Watching the Packers, I was struck by how they reacted to calls that were unfair. There were two kinds of reactions. Half of the team reacted angrily. They jumped up and down, flailed their fists, yelled and generally carried on. In contrast, the other half of the team displayed no reaction. These players just returned to the scrimmage line and made ready for the next play. I was impressed at how they remained cool and composed in spite of the unfair calls.
After a few of these I began to recognize a trend. The emotionally involved players invariably did badly in the next play following the bad calls. They caused a penalty or just failed to execute well. The players that kept their cool played better.
Every Packer on the field was a professional, but the ones who did not overreact were more professional than the others.
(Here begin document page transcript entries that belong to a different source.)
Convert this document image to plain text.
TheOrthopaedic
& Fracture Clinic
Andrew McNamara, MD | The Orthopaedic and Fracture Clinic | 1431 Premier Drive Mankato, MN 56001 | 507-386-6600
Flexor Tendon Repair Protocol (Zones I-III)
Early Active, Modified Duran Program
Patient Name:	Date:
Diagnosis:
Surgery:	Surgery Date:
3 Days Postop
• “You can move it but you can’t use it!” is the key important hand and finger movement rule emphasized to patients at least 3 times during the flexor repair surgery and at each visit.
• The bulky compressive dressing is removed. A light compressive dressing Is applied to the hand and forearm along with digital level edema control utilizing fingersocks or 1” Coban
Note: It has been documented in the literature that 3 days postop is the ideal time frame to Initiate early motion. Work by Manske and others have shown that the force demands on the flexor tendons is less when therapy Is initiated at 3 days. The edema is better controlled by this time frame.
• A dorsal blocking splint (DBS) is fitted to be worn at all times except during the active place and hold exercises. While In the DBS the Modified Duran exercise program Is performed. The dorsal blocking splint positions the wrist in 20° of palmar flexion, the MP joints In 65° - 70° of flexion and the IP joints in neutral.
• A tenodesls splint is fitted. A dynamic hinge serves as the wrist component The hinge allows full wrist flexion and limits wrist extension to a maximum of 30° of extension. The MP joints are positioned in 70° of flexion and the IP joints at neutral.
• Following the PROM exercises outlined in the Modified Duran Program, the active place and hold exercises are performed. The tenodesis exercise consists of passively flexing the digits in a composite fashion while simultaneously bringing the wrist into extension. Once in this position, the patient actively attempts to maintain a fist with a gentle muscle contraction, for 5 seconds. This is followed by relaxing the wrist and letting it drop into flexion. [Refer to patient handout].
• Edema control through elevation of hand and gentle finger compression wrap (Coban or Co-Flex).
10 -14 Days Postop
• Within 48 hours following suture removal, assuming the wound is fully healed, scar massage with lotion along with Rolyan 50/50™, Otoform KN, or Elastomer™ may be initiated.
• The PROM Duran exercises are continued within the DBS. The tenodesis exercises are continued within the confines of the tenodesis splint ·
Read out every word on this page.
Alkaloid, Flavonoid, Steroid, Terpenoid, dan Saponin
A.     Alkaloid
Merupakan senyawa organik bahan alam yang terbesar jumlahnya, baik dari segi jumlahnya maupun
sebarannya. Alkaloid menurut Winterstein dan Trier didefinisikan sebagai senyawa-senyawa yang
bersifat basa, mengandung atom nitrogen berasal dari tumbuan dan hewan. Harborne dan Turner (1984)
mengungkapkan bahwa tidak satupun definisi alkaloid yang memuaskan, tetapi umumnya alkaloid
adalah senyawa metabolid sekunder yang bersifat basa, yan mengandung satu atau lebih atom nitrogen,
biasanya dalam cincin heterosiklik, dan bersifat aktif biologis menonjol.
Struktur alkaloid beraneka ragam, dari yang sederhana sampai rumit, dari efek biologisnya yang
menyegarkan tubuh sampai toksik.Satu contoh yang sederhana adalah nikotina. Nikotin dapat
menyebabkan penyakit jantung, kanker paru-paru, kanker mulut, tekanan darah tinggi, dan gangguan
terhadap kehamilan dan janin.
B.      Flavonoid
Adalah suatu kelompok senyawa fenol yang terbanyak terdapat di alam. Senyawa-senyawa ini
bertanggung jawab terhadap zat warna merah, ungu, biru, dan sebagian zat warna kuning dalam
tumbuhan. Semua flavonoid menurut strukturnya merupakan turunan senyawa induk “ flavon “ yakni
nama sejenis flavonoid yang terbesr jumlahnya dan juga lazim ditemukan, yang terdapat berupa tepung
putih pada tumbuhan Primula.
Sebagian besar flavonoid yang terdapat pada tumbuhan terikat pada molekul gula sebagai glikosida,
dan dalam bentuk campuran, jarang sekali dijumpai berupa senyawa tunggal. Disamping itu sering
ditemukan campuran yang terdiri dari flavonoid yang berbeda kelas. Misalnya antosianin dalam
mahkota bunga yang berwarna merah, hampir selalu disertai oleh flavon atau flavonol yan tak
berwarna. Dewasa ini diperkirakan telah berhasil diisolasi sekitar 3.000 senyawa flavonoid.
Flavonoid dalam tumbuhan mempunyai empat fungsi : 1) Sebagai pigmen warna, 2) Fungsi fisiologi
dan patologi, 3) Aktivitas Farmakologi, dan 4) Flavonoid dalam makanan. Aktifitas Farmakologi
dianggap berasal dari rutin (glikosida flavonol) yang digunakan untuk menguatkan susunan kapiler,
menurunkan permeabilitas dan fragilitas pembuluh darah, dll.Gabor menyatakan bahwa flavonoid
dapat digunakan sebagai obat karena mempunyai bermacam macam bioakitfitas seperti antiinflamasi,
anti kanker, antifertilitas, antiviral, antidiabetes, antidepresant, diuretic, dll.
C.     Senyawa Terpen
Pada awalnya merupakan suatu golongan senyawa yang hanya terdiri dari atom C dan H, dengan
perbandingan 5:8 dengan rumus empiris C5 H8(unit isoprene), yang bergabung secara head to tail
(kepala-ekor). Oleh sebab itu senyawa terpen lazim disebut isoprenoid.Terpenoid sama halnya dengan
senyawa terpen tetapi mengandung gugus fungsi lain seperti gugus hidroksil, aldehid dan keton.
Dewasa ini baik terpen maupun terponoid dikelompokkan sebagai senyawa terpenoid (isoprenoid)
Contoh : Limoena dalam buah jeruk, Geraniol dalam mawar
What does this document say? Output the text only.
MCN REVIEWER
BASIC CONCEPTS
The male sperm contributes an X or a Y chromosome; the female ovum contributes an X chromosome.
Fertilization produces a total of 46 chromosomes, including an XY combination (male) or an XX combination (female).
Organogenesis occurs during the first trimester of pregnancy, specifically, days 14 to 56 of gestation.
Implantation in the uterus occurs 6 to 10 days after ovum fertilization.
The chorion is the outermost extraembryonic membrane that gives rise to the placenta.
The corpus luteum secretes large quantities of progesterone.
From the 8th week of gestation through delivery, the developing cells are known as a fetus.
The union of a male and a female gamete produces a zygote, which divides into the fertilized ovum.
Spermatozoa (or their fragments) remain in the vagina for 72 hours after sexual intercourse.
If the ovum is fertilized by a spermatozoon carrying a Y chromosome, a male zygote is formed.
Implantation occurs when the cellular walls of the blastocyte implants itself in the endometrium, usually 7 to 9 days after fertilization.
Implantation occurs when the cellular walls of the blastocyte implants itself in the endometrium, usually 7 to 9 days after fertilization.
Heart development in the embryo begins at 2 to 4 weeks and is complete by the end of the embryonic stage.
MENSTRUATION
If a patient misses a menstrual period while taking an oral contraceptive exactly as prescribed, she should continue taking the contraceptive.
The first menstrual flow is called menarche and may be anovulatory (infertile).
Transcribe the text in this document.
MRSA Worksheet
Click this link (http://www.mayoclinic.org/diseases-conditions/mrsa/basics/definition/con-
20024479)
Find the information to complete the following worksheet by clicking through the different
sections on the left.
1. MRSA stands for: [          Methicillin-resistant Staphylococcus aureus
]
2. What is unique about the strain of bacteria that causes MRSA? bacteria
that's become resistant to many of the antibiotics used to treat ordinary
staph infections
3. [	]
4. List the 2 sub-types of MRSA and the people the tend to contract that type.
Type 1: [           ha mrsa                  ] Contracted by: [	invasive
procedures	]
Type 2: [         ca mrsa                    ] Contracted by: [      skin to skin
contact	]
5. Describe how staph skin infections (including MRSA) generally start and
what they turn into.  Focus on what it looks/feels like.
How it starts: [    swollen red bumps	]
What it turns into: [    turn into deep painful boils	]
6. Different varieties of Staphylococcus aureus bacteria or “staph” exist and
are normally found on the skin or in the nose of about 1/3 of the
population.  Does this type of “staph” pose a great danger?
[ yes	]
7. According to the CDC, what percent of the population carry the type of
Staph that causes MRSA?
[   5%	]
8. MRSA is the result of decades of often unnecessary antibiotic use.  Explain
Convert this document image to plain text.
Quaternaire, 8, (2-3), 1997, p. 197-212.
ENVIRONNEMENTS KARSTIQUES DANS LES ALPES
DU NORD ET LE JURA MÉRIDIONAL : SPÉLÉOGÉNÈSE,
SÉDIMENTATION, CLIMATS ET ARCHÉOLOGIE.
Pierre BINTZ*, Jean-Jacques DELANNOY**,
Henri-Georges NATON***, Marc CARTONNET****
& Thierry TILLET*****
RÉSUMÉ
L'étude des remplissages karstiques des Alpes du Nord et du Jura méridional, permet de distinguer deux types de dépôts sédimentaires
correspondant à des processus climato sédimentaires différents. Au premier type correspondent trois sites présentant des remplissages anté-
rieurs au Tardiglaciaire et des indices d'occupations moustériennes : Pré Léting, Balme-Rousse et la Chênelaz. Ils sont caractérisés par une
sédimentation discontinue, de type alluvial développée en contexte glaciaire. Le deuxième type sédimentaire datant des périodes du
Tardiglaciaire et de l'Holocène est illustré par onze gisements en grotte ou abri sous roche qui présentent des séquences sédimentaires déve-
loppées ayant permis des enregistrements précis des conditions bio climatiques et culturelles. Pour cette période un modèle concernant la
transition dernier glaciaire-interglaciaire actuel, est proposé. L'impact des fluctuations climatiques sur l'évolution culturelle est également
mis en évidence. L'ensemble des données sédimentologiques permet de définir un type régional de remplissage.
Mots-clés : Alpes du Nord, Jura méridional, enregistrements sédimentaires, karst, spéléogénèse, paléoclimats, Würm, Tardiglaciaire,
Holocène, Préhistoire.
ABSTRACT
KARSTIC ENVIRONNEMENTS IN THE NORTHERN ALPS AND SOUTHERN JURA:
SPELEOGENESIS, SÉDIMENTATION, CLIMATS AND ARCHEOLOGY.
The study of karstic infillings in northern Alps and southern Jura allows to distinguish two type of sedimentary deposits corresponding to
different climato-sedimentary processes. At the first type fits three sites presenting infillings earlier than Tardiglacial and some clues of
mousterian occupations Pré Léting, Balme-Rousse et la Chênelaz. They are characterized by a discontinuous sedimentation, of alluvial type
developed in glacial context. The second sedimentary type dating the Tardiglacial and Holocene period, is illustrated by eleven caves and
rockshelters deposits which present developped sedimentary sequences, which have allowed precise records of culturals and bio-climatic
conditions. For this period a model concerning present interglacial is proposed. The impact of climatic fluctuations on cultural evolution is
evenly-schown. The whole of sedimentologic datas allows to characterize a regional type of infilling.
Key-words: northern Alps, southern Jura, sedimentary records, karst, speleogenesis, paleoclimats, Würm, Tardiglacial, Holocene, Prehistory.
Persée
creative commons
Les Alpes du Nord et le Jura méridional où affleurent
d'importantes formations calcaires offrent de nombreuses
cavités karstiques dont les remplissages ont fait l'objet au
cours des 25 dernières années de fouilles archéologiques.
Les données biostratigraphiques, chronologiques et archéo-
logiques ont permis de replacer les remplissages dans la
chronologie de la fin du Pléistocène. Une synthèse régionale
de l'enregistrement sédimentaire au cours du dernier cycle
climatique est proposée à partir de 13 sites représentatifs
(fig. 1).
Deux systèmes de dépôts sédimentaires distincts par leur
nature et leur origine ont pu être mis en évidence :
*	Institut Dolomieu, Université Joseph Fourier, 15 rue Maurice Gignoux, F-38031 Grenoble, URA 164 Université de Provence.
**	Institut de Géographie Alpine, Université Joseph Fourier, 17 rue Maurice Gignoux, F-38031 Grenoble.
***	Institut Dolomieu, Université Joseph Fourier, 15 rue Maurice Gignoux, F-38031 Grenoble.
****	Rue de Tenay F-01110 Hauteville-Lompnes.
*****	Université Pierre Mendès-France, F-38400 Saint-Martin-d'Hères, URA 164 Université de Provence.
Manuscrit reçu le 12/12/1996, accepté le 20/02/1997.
Now, consider how professionalism among Fleet Managers is equally important.
Fleet Managers are professionals who have developed an admirable skill set. Time management, multi-tasking, problem-solving and planning are obvious skills. Diplomacy and tact, straight forward communication, and awareness of one’s impact on different personalities are the higher developed skill sets that take a lifetime to perfect.
The ability to stay above the fray emotionally is a critical success factor in Fleet Manager‘s effectiveness. In the normal course of a day drivers will sometimes get mad at a Fleet Manager for something that is not the manager’s fault. The real pros don’t get caught up in whose fault it was. They stay focused on what needs to be done.
When you see one of your Fleet Managers taking the high road and demonstrating cool professionalism, show them some fan appreciation. They deserve it.